When Luther speaks in his Great Catechism (Chapter 7) only of two Sacraments instituted by Christ, he insists, finally, not upon the number two as such. At one occasion, Luther speaks of two Sacraments, on another of three (Baptism, Communion, Penance), or even of four Sacraments (mutual administration of consolation). But then again Luther says that there is only one Sacrament, which is Christ. In his document “On the Councils and Churches” (“Von den Konziliis und Kirchen”), he then speaks about seven “signs of life”: the proclaimed Word of God, Baptism, Communion, Absolution, vocation and ordaining of servants, the public thanksgiving, the praise and the cross, that is to say the presence of suffering in the community.

Thus one can see that Luther's teaching on the Sacraments really is a man-made theory, and that his sacramental practice is an order arbitrarily established by man. Therefore, the Sacraments mentioned by Luther are not Divinely instituted means of the transmission of grace, but, rather, signs or symbols of God's promised grace.

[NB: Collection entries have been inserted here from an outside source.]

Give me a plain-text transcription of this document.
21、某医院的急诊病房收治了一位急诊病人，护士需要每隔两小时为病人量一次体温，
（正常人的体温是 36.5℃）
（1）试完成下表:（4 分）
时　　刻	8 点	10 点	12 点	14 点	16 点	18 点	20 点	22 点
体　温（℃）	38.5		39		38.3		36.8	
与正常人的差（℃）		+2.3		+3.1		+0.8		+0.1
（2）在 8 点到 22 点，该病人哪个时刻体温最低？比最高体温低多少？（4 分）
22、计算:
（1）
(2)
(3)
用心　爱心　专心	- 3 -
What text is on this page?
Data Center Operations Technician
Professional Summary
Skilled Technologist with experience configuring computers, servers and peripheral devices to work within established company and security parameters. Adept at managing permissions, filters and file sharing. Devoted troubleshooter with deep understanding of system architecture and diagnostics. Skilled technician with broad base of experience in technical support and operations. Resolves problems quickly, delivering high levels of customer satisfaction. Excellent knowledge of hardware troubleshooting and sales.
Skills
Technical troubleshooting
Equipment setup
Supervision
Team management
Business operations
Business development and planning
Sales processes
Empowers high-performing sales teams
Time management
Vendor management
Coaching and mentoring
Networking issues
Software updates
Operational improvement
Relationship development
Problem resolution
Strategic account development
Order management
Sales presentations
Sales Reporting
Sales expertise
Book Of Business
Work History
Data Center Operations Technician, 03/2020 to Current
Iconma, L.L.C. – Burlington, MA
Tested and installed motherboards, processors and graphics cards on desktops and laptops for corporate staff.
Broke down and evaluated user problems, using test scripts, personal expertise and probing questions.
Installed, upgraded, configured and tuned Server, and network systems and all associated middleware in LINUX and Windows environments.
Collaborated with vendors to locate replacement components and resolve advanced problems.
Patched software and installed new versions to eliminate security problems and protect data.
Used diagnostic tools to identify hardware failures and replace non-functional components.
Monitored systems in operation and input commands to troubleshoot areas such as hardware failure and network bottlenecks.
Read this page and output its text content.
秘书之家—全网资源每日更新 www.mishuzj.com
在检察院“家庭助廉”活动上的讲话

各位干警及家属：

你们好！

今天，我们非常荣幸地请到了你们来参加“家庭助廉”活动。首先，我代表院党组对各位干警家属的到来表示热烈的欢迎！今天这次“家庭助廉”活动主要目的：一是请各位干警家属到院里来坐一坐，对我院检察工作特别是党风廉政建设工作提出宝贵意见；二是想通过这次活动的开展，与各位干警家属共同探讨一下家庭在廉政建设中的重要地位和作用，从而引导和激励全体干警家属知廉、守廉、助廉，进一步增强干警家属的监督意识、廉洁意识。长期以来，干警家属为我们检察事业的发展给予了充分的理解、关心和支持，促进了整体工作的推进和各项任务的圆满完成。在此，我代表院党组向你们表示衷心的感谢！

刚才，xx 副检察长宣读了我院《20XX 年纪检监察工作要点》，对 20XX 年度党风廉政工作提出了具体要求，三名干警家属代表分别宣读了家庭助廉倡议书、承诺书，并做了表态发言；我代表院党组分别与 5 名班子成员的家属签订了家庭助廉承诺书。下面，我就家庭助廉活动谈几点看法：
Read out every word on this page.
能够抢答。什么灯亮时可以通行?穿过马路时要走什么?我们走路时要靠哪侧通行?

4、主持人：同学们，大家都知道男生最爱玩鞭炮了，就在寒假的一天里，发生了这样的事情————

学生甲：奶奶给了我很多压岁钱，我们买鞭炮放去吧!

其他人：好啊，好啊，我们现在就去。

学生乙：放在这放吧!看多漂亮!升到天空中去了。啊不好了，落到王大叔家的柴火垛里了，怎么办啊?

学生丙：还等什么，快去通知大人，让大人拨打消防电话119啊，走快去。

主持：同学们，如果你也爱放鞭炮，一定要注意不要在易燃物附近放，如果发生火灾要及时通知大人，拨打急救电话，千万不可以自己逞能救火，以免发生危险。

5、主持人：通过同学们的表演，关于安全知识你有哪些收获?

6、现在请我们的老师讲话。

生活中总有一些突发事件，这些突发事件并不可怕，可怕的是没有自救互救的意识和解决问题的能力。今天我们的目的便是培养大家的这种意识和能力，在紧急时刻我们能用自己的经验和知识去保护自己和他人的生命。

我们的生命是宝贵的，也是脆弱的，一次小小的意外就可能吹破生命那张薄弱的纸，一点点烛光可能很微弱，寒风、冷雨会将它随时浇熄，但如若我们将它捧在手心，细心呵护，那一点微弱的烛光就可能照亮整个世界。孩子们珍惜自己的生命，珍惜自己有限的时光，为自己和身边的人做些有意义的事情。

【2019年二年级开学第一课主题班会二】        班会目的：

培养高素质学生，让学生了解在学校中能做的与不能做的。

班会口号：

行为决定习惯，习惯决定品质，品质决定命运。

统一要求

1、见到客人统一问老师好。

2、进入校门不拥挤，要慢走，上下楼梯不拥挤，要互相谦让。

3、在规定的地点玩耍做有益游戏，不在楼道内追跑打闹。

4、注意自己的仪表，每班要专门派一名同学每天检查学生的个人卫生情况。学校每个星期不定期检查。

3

Luther gave the mortal blow to the Divine sacramental order by denying the true sacrificial character of the Eucharist, which he reduced to a meal, which he called the “Last Supper.”  However, the whole life of the Church and of each of the faithful revolves around the sacramentally realized sacrifice at the Cross. The Eucharist contains therefore the whole spiritual good of the Church (see St. Thomas Aquinas, Summa theologica III 73, 3c), because it represents Christ's sacrifice at the Cross. By abolishing the Sacrament of the Eucharistic Sacrifice, Luther removed the foundation for the true sacramental life, because the other Sacraments are all oriented toward the Eucharistic sacrifice as their source and as their culmination (see Second Vatican Council, Lumen gentium, 11).

Luther's revolution against essential parts of the life of the Church roused at the time a spontaneous protest of the sensus fidei on the part of many of his contemporaries. One of the first theologically well-founded and sustained voices of protest was King Henry VIII's treatise Assertio septem sacramentorum. It was, so to speak, a reaction of defense against a presumptuous attack against the Sacraments and especially against the Holy Sacrifice of the Mass, the greatest spiritual treasure of the Church. King Henry VIII said that the holiness of the other Sacraments flows out of the Eucharistic Body of Christ (see Assertio, Postfatio). The king characterized this attack of Luther in a fitting way with the words of St. Bernard of Clairvaux: “The heretics are tearing apart with their poisonous teeth, according to their whims, and in a sort of competition, the Sacraments of the Church as their own mother's heart” (Assertio, cap. 11).

In our time, we experience a new attack on the divine order of the Sacraments, for example with the help of the practice to admit unrepentant adulterers to Holy Communion, which has been in the meanwhile officially accepted by many dioceses and which is based upon the papal document Amoris Laetitia. The following concluding words of Henry VIII in his theological masterpiece remain relevant especially also for us today: “I implore all Christians and plead with them in the name of the Heart of Christ in Whom we believe: turn your ears away from these godless words [of Luther] and do not foster divisions and discord – especially at a time where the Christians should be the most united against the enemies of Christ.”